We'll just the part when I go to my parents for Xmas. Besides being a bit awkward, she is ashamed and not ready to face my family. My parents did invite her, even though they are very displeased with her, but she is not comfortable with that yet.

Posted
We'll just the part when I go to my parents for Xmas. Besides being a bit awkward, she is ashamed and not ready to face my family. My parents did invite her, even though they are very displeased with her, but she is not comfortable with that yet.

 

Personaly, i don't think she keep hiding. You guys are married, you are reconciling. She has got to get back on the horse. Her being at your side for a family event will do more to make that clear then her hiding at home ashamed.

 

Yeah, it isn't goin to be comfortable for her. That is an onvious consequence.

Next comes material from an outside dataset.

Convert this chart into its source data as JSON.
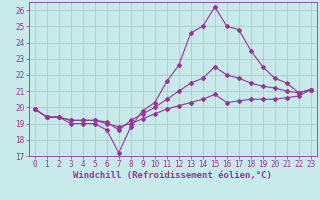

But her running from this an you enabling it isn't doin anyone any favours.

Posted

Just got a moment here but in my opinion, the 180 plan suggested seems like a terrible idea as a recovery plan. I thought that was strictly a "I'm moving on" plan while the affair continues.

 

BTW…you aren't unique. Some of the best recoveries I've seen have started just like yours. I handled things similarly. I've been very fortunate in life and if that was the worst thing that ever happens to me I'll die a lucky man. It sucked. I'm not some new age guy that will ever call it a "gift" or anything... but instead of wasting my/our lives in the negativity of it we turned it around into something positive. We also didn't bury ourselves in denial & despair. Instead we immersed ourselves in our marriage, our issues, marital recovery and helping other couples.